As discussed on the episode, if this can be added alongside modern networks, with location based services, there will be the opportunity to personalise ads to specific customers based on their specific location in store. Discover more about modern networks in this LinkedIn article or webinar.

Meanwhile, UK mobile network operator, EE, have expanded into consumer electronics via their upgraded ecommerce site. The move represents a clever way of staying aligned to customers through smart devices. The move is a great example of how the fiercely competitive retail landscape evolves.

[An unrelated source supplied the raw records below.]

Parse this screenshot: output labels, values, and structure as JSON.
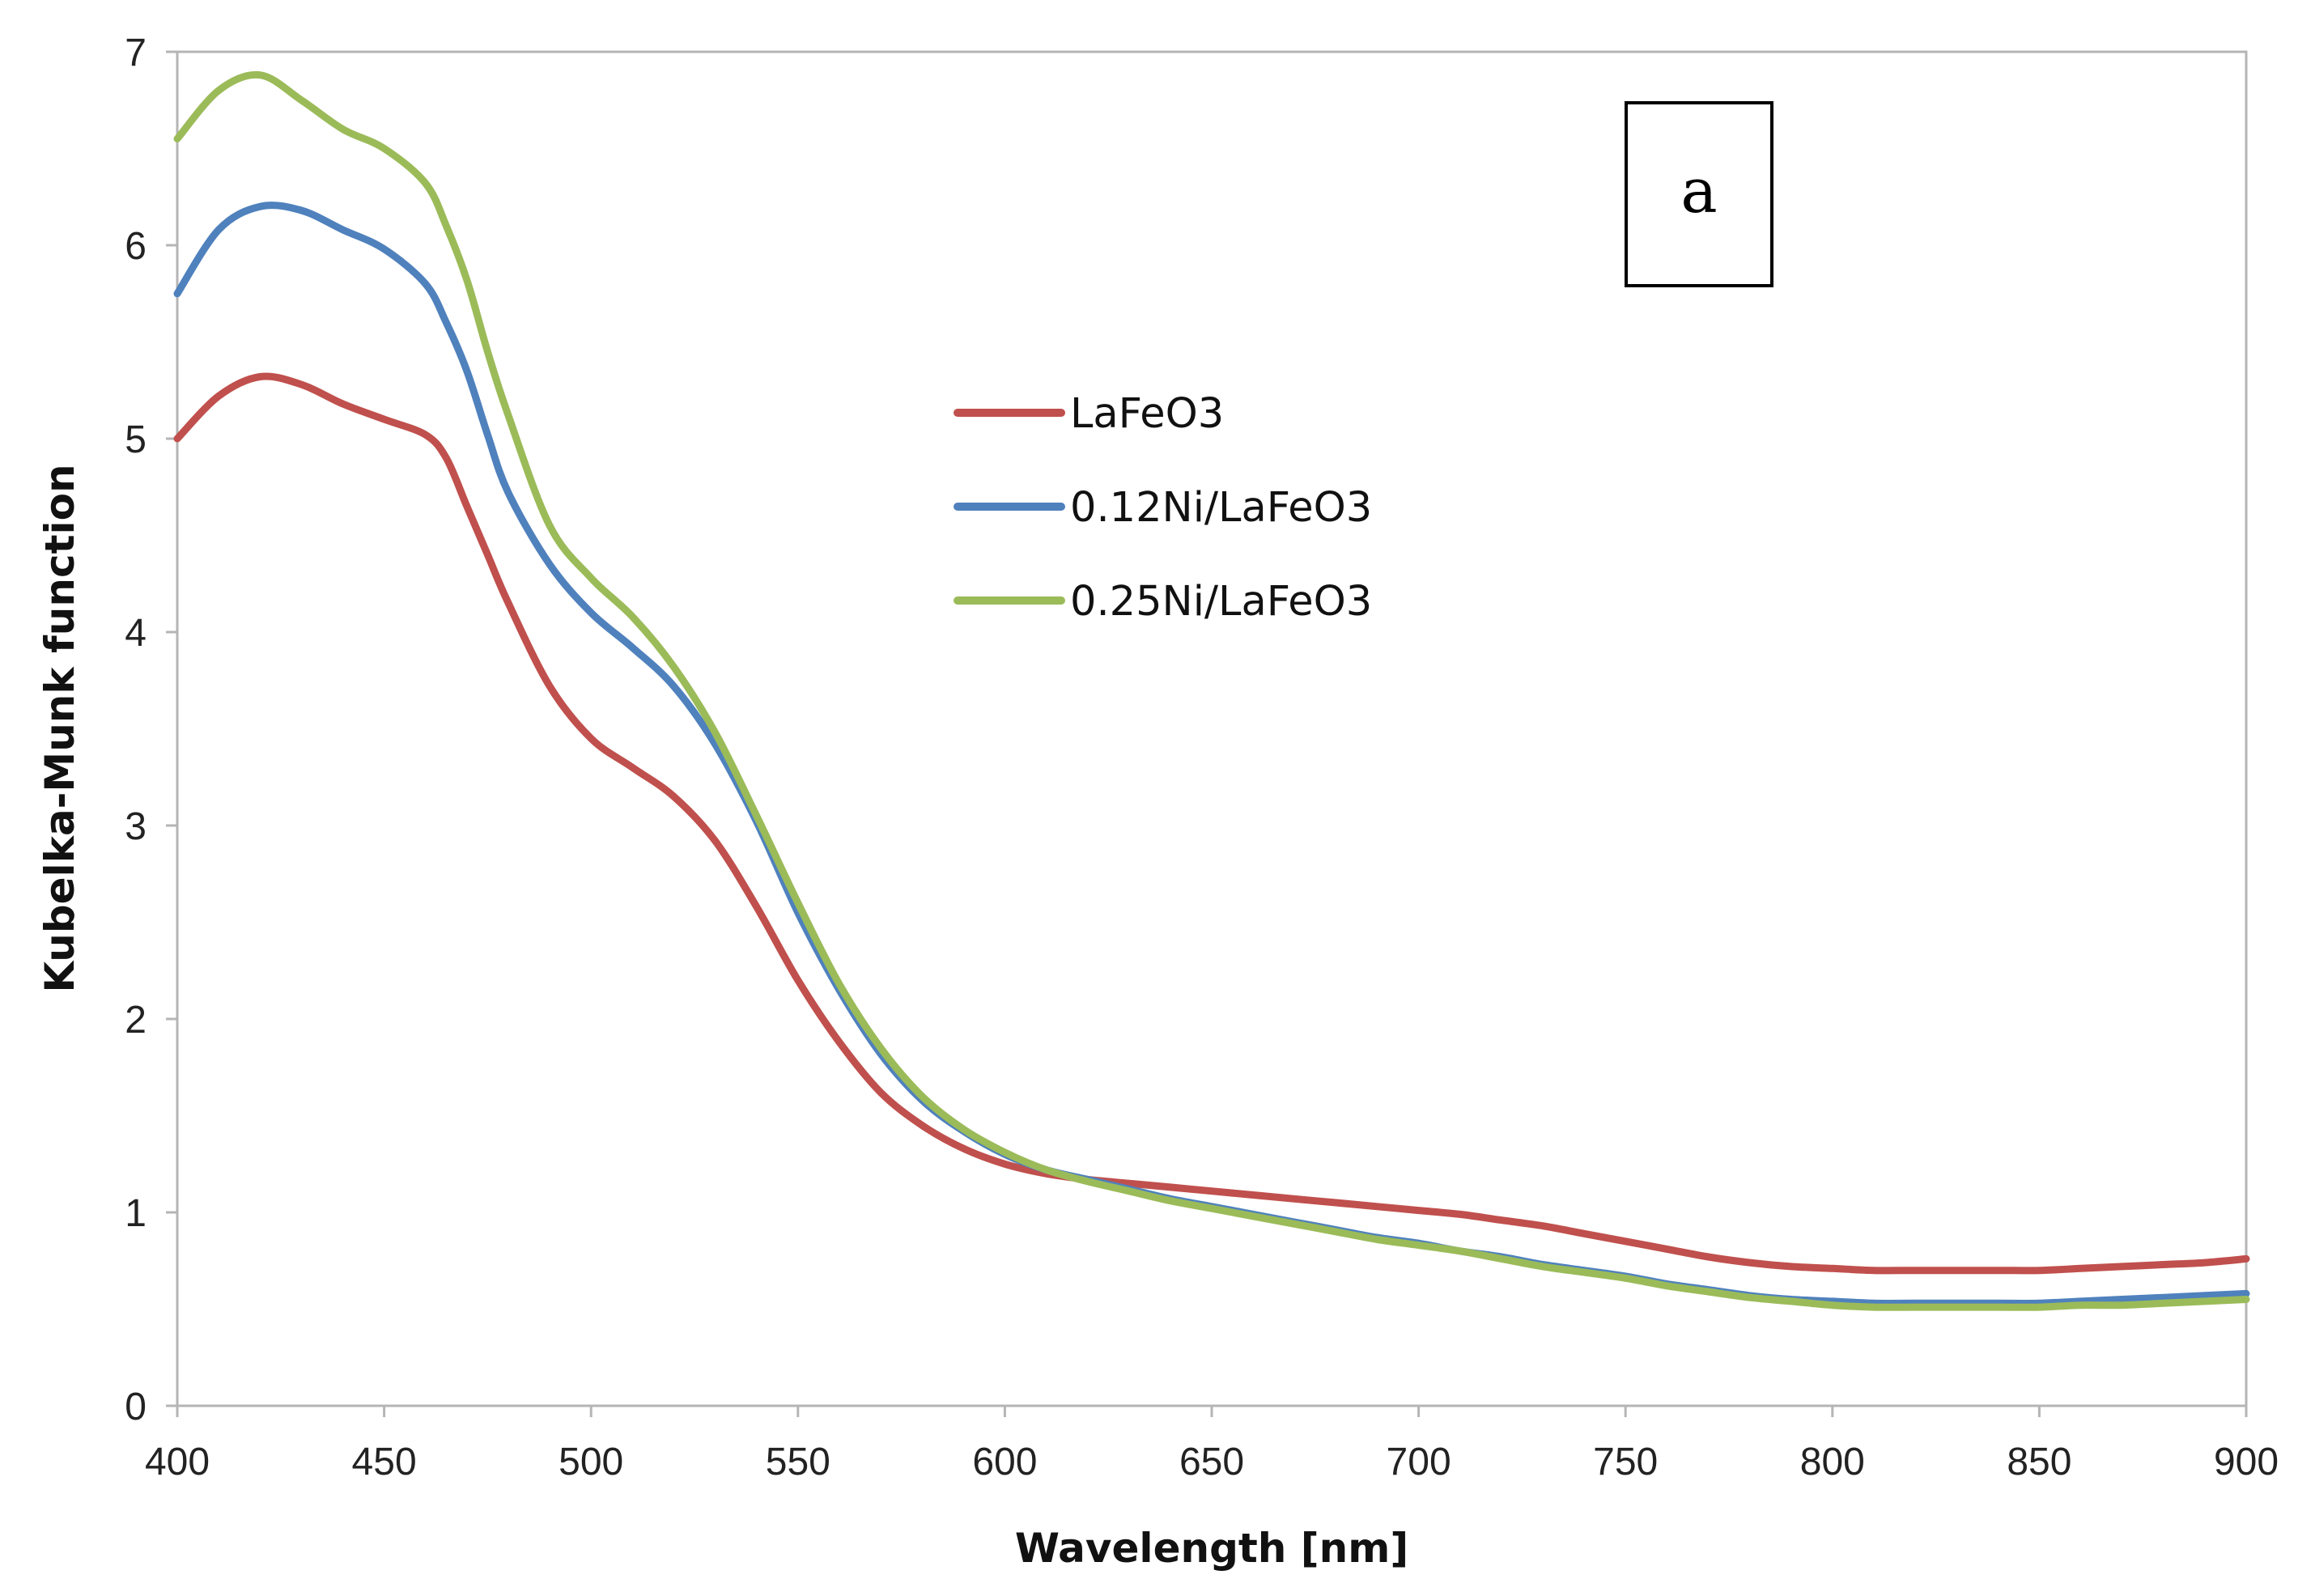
{
  "chart_data": {
    "type": "line",
    "title": "",
    "xlabel": "Wavelength [nm]",
    "ylabel": "Kubelka-Munk function",
    "xlim": [
      400,
      900
    ],
    "ylim": [
      0,
      7
    ],
    "xticks": [
      400,
      450,
      500,
      550,
      600,
      650,
      700,
      750,
      800,
      850,
      900
    ],
    "yticks": [
      0,
      1,
      2,
      3,
      4,
      5,
      6,
      7
    ],
    "grid": false,
    "legend_position": "center",
    "panel_label": "a",
    "series": [
      {
        "name": "LaFeO3",
        "color": "#C0504D",
        "x": [
          400,
          410,
          420,
          430,
          440,
          450,
          460,
          465,
          470,
          475,
          480,
          490,
          500,
          510,
          520,
          530,
          540,
          550,
          560,
          570,
          580,
          590,
          600,
          610,
          620,
          630,
          640,
          650,
          660,
          670,
          680,
          690,
          700,
          710,
          720,
          730,
          740,
          750,
          760,
          770,
          780,
          790,
          800,
          810,
          820,
          830,
          840,
          850,
          860,
          870,
          880,
          890,
          900
        ],
        "y": [
          5.0,
          5.22,
          5.32,
          5.28,
          5.18,
          5.1,
          5.02,
          4.9,
          4.65,
          4.4,
          4.15,
          3.72,
          3.45,
          3.3,
          3.15,
          2.92,
          2.58,
          2.2,
          1.88,
          1.62,
          1.45,
          1.33,
          1.25,
          1.2,
          1.17,
          1.15,
          1.13,
          1.11,
          1.09,
          1.07,
          1.05,
          1.03,
          1.01,
          0.99,
          0.96,
          0.93,
          0.89,
          0.85,
          0.81,
          0.77,
          0.74,
          0.72,
          0.71,
          0.7,
          0.7,
          0.7,
          0.7,
          0.7,
          0.71,
          0.72,
          0.73,
          0.74,
          0.76
        ]
      },
      {
        "name": "0.12Ni/LaFeO3",
        "color": "#4F81BD",
        "x": [
          400,
          410,
          420,
          430,
          440,
          450,
          460,
          465,
          470,
          475,
          480,
          490,
          500,
          510,
          520,
          530,
          540,
          550,
          560,
          570,
          580,
          590,
          600,
          610,
          620,
          630,
          640,
          650,
          660,
          670,
          680,
          690,
          700,
          710,
          720,
          730,
          740,
          750,
          760,
          770,
          780,
          790,
          800,
          810,
          820,
          830,
          840,
          850,
          860,
          870,
          880,
          890,
          900
        ],
        "y": [
          5.75,
          6.08,
          6.2,
          6.18,
          6.08,
          5.98,
          5.8,
          5.6,
          5.35,
          5.02,
          4.72,
          4.35,
          4.1,
          3.92,
          3.72,
          3.42,
          3.02,
          2.55,
          2.15,
          1.82,
          1.58,
          1.42,
          1.3,
          1.22,
          1.17,
          1.12,
          1.07,
          1.03,
          0.99,
          0.95,
          0.91,
          0.87,
          0.84,
          0.8,
          0.77,
          0.73,
          0.7,
          0.67,
          0.63,
          0.6,
          0.57,
          0.55,
          0.54,
          0.53,
          0.53,
          0.53,
          0.53,
          0.53,
          0.54,
          0.55,
          0.56,
          0.57,
          0.58
        ]
      },
      {
        "name": "0.25Ni/LaFeO3",
        "color": "#9BBB59",
        "x": [
          400,
          410,
          420,
          430,
          440,
          450,
          460,
          465,
          470,
          475,
          480,
          490,
          500,
          510,
          520,
          530,
          540,
          550,
          560,
          570,
          580,
          590,
          600,
          610,
          620,
          630,
          640,
          650,
          660,
          670,
          680,
          690,
          700,
          710,
          720,
          730,
          740,
          750,
          760,
          770,
          780,
          790,
          800,
          810,
          820,
          830,
          840,
          850,
          860,
          870,
          880,
          890,
          900
        ],
        "y": [
          6.55,
          6.8,
          6.88,
          6.75,
          6.6,
          6.5,
          6.32,
          6.1,
          5.82,
          5.45,
          5.12,
          4.55,
          4.28,
          4.08,
          3.82,
          3.48,
          3.05,
          2.6,
          2.18,
          1.85,
          1.6,
          1.43,
          1.31,
          1.22,
          1.16,
          1.11,
          1.06,
          1.02,
          0.98,
          0.94,
          0.9,
          0.86,
          0.83,
          0.8,
          0.76,
          0.72,
          0.69,
          0.66,
          0.62,
          0.59,
          0.56,
          0.54,
          0.52,
          0.51,
          0.51,
          0.51,
          0.51,
          0.51,
          0.52,
          0.52,
          0.53,
          0.54,
          0.55
        ]
      }
    ]
  }
}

November: AI x DIY for home improvement help on hand

Home improvement group Kingfisher, launched an AI virtual assistant to give DIY tips to customers. The chat feature allows customers to ask questions such as how to install a basin or for painting tips. The tool has initially launched in France under their Castorama brand, and is ready to chat across a number of different languages to help serve customers. It will be interesting to see if and how the tool adjusts across different brands – for example, their mass-market B&Q brand vs their more professional Screwfix brand in the UK.

Also in November, Amazon announced a partnership with car manufacturer, Hyundai. Amazon will start selling cars over the next year and Alexa will be available in Hyundai cars soon. And during an AWS summit, Amazon announced a new workplace chatbot called “Amazon Q” which will help companies find and understand information.

December: Creating an operating model ripe for acquisition synergies

THG agreed to acquire beauty brand Biossance and are set to instantly transform the business’s financial performance through its Ingenuity service. THG Ingenuity is a retail-as-a-service offering to brands and retailers a broad range of flexible offerings, from ecommerce pick and pack, to translation services, payment platforms, and more. Instantly moving a newly acquired company into this model allows them to rapidly maximise the financial synergies of acting as a group.